In many countries, individuals are increasingly taking on responsibility for securing their own financial well-being in their retirement years. Saving and investing wisely while working makes it possible to fully enjoy the golden years.
Today, we will look at exchange-traded funds (ETFs) that can help readers at different life stages to invest for retirement.
Making A Plan
Many wonder how they’ll be able to afford retirement, leading the type of lifestyle they have become accustomed to. Suggestions for what percentage of one’s salary is needed for retirement vary from country to country.
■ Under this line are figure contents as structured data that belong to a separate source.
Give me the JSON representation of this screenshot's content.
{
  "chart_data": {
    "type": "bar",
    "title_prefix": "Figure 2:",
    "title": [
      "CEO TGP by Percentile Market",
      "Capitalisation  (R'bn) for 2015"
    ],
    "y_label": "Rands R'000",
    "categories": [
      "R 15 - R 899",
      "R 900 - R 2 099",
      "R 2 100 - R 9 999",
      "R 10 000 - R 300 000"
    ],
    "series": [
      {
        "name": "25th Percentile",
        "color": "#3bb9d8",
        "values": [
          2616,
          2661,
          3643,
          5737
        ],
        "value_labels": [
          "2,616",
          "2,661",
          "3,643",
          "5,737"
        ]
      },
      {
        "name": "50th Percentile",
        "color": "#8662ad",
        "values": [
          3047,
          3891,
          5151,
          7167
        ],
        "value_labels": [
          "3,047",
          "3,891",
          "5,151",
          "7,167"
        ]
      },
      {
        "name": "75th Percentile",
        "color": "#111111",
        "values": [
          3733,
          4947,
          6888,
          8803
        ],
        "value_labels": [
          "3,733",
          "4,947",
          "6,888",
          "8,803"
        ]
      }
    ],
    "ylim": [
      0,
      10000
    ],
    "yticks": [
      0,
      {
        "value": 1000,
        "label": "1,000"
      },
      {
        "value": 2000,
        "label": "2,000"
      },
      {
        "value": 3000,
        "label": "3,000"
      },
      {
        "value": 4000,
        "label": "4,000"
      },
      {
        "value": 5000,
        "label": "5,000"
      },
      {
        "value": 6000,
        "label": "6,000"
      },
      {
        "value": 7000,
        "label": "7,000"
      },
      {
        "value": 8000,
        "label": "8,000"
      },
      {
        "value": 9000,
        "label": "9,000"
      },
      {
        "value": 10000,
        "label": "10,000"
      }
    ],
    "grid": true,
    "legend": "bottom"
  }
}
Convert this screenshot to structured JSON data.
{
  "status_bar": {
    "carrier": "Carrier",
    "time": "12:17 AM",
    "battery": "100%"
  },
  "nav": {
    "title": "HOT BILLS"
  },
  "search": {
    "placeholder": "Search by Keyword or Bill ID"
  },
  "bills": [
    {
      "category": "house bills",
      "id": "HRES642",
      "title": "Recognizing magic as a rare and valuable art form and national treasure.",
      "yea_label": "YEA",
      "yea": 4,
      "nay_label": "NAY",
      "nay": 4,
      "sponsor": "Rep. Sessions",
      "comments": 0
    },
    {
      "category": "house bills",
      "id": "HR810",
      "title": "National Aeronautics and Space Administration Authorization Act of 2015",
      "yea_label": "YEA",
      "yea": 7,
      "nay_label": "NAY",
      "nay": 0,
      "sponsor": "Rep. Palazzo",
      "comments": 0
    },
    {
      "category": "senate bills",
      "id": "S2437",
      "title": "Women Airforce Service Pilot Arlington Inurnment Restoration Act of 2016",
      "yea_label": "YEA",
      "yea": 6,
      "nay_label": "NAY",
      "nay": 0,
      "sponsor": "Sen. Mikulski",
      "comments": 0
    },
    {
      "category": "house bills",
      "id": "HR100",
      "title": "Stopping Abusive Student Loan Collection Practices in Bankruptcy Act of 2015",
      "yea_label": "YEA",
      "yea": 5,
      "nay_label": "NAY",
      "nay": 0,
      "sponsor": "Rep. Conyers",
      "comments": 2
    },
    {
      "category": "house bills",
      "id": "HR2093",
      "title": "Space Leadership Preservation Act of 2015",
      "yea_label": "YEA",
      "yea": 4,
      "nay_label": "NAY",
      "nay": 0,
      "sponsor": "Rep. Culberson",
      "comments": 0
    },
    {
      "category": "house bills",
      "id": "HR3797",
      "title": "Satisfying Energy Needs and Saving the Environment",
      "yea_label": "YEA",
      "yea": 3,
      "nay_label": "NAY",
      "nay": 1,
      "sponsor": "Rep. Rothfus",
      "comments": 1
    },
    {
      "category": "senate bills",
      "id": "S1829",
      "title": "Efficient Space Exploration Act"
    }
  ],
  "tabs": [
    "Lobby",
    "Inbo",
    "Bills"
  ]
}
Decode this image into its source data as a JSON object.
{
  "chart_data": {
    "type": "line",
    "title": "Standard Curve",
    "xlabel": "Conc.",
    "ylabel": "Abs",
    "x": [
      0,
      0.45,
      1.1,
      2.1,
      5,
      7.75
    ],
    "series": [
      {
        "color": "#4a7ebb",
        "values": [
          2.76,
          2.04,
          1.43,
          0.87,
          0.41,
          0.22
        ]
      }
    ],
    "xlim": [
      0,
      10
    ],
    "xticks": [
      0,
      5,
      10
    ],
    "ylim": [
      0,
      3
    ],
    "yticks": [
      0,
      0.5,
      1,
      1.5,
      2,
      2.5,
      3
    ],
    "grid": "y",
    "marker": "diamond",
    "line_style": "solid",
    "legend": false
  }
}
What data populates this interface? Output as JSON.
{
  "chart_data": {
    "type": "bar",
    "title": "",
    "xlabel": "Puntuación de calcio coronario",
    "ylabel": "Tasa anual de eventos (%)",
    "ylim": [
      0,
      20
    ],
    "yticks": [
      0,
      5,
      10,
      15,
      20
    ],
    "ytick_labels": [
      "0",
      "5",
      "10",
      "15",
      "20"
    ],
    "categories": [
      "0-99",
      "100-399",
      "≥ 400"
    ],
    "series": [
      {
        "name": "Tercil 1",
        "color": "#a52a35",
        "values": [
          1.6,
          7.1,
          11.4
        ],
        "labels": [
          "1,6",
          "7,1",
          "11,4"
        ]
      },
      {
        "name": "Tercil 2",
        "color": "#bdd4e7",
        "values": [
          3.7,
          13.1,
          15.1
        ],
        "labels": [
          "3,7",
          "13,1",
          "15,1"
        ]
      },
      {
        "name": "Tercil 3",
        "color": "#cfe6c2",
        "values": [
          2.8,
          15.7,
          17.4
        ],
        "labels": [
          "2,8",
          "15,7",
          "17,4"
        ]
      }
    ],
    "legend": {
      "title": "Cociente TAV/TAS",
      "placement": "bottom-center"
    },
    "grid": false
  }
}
In the US 70-80% of the salary earned before retirement is often cited, while in the UK, experts suggest between a half and two-thirds.
While cost of living and spending habits may differ significantly based on geographic location and personal inclination, we will offer scenarios which can be adjusted to readers’ specific circumstances.
For example, someone with a salary of $50,000 per year may determine they need around $25,000-$33,000 annually, assuming that they do not have any mortgage or rental payments to make in retirement.
One way to calculate how much savings would be needed, leaving potential Social Security or other private pensions aside, is to multiply the amount needed by the years expected to live in retirement.
Assuming that starting at age 65 an individual will need $30,000 per year and expects to live for another 25 years after retirement, they would need $750,000–a calculation that further assumes that the $750,000 will earn no interest income.
The important takeaway: be realistic about how much money you will actually require.
Saving $750,000 By Age 65
To take maximum advantage of the powerful effect of compound interest, it’s important to start saving and investing early.
Examining the S&P 500 index’s returns over decades, it’s clear the number of positive years far outweighs negative years, with different sources suggesting that annualized returns over longer periods of time stand at around 8%-10% for the benchmark.
S&P 500 10 Year Chart
Assume we’re working with a 35-year-old investor who has only $100 in savings and plans to retire at 65.
If this investor now buys the SPDR S&P 500 ETF (NYSE:SPY), which is based on the index’s performance, and makes an additional $7,500 in contributions annually at the start of each year for 30 years, here’s the result: using an average annual return of a conservative 7%, compounded once a year, this investor will now have savings of over $758,000 at the end of 30 years.
Saving $7,500 a year would mean putting aside almost $625 a month or about $21 a day. Although the amount may look daunting at first, most people would be surprised at how much they could save if they paid attention to their monthly outgoings.
An ETF For The Golden Years
To date, in addition to SPY, we’ve discussed a range of ETFs that could potentially provide a 7% (or higher) return for buy-and-hold long-term investors.
They’ve included funds with an emphasis on semiconductors, biopharma and dividends as a focus on small-caps, consumer staples, Dow 30 heavyweights, tech shares for the new decade and many more.
The bottom line: equity markets offer plenty of choices for devising balanced and diversified portfolios for the long-run.
Below is another ETF that may be appropriate for retirement years, the iShares Core Moderate Allocation ETF (NYSE:AOM).
AOM Weekly Chart
AOM’s objective is to generate current income, achieve some capital preservation and provide an opportunity for moderate to low capital appreciation. It tracks the S&P Target Risk Moderate index, which is composed of a range of US and global equity as well as fixed-income funds.
Net assets of about $1.3 billion are currently held in seven holdings. Sectoral allocations are Fixed Income (54.97%), Equity (44.13%) and the rest is in cash and/or derivative products.
The dividend yield and net expense ratio stand at 2.31% and 0.25%, respectively. Many retirees favor dividend-paying stocks and ETFs in their portfolios, as they could enhance retirement savings.
The fund’s beta of 0.39 indicates it is less volatile than the market, which, by definition, has a beta of 1. Year-to-date, AOM is up 3.39%. We’d consider buying the dips, especially if there is a short-term decline toward the $40-level, or below. Long-term investors, especially retirees, who seek a balanced approach may find AOM an appealing choice.